What about LASSO? This has
\[\mathcal L_{\mathsf{LASSO}\\,}(\pmb w) = (\pmb y - \pmb X \pmb w)^\top (\pmb y - \pmb X \pmb w) + \lambda \sum^{D}_{i = 1} |w_i|\]This is true when
\[\mathcal R(\pmb w) = \frac{\lambda}{2\sigma^2} \sum^D_{i = 1} |w_i|\]Then
\[\begin{aligned} p(\pmb w) &\propto \exp\left(-\frac{\lambda}{2\sigma^2} \sum^D_{i = 1} |w_i|\right) \\\\ &\propto \prod^D_{i = 1} \exp\left(-\frac{|w_i|}{\frac{2\sigma^2}{ \lambda}\\,}\right) \\\\ &\propto \prod^D_{i = 1} \frac{1}{2 \cdot\frac{2\sigma^2}{ \lambda}\\,} \exp\left(-\frac{|w_i|}{\frac{2\sigma^2}{ \lambda}\\,}\right) \\\\ &= \prod^D_{i = 1} \text{Lap}\left(0, \frac{2\sigma^2}{\lambda}\right) \end{aligned}\]which is equivalent to
\[p(w_i) = \text{Lap}(0, 2\sigma^2/\lambda)\]for each $w _ i$.

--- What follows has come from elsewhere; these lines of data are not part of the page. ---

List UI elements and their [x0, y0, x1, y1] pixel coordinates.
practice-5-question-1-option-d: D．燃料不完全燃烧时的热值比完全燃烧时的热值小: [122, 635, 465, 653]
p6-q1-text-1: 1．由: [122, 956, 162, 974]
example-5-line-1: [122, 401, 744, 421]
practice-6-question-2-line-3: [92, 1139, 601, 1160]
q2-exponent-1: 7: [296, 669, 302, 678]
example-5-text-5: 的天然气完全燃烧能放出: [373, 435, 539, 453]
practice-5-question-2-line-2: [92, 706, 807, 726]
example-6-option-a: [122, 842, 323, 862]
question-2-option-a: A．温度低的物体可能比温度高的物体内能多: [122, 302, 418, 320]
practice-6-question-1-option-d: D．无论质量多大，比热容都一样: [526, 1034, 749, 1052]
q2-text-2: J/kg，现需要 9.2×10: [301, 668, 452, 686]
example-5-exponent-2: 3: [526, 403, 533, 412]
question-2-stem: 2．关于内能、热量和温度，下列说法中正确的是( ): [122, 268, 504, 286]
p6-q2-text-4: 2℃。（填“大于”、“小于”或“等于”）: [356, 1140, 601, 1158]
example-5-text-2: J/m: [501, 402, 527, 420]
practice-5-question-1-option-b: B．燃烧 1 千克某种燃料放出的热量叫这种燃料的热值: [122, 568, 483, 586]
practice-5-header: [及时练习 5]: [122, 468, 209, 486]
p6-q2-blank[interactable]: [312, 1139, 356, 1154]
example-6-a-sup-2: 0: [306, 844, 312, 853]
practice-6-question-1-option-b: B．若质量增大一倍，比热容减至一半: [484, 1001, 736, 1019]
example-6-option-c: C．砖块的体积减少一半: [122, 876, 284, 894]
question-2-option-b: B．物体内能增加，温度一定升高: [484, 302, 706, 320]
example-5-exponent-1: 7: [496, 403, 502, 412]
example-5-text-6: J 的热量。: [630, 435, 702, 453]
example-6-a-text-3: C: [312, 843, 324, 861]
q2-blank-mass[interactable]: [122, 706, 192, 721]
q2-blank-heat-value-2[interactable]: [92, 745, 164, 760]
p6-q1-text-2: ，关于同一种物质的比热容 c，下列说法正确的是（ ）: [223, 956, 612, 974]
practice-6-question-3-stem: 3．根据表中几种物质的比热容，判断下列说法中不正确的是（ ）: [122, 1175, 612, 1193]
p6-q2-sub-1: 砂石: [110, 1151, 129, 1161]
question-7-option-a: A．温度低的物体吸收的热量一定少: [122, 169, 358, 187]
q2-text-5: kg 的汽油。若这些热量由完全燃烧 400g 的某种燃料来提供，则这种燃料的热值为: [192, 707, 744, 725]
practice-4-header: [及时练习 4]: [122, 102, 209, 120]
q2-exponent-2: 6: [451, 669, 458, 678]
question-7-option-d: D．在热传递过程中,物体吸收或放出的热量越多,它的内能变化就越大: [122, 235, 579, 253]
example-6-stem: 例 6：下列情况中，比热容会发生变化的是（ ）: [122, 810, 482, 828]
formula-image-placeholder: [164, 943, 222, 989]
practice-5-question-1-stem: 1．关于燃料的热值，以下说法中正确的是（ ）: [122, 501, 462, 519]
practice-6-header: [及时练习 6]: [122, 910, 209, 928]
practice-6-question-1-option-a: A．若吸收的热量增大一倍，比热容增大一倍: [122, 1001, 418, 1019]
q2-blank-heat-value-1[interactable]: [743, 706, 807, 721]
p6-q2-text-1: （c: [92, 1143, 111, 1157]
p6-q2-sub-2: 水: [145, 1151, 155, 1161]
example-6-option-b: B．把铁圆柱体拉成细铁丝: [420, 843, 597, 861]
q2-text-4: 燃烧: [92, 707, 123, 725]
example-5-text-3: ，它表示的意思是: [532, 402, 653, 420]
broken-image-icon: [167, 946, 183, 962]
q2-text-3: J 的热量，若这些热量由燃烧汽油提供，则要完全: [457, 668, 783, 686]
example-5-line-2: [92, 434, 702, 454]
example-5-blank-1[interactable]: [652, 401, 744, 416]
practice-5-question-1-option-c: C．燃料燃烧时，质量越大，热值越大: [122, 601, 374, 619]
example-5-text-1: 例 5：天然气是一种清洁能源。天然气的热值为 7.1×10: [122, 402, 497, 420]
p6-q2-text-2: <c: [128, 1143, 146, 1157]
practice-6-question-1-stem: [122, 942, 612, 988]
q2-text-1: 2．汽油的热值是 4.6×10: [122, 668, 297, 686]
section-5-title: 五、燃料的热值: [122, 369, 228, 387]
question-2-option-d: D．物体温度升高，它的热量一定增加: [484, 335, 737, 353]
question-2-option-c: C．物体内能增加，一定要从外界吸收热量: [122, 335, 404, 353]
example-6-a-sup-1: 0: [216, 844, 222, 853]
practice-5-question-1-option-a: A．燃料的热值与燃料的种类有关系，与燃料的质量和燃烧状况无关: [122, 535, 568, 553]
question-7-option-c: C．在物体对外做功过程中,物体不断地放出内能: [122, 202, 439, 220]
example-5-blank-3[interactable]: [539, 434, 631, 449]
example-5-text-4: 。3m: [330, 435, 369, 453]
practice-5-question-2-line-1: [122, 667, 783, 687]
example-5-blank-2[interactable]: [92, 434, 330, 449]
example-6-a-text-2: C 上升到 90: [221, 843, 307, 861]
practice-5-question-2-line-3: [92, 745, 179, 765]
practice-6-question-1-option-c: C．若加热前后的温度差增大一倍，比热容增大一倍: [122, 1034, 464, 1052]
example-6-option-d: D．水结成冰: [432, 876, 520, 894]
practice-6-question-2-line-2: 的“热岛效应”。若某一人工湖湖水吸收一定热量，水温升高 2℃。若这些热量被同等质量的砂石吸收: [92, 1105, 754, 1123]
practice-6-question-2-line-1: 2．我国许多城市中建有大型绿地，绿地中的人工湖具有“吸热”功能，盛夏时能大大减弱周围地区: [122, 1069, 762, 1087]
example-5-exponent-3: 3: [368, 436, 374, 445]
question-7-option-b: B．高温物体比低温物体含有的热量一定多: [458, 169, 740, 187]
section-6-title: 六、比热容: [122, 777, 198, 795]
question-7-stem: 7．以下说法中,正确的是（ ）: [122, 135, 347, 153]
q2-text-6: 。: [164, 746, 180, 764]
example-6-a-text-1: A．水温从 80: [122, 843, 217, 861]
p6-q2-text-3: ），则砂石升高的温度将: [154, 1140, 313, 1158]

What is the link between the different regularisation schemes (e.g. ridge or lasso) for linear regression and Bayesian machine learning?
Each regularisation scheme corresponds to a different prior on the distribution of weights.
Suppose we have the prior over the model parameters $\pmb w$ that each $\pmb w _ i$ corresponds to an independent Laplacian, i.e.
\[\pmb w_i \sim \text{Lap}(\mu, b)\]
Can you give an expression for $p(\pmb w _ i)$?
Assume we are training two classification models:
- In one, we just use a maximum likelihood estimate (MLE) in order to find weights
- In the other, we use the maximum a priori estimate (MAP) in order to find weights, using a Gaussian prior over the weights
Can you:
- Explain for which one you would expect to achieve a lower error on the training data
- Explain for which to achieve a lower error on the test data
- Justify this by mentioning the bias-variance tradeoff
MAP can be viewed as a type of regularisation, which can reduce the expressive power of the model in exchange for better generalisation. So you would expect MLE to do better on the training data, but for MAP to generalise better to the test data.
Regularisation can be seen as increasing the bias in exchange for decreasing the variance.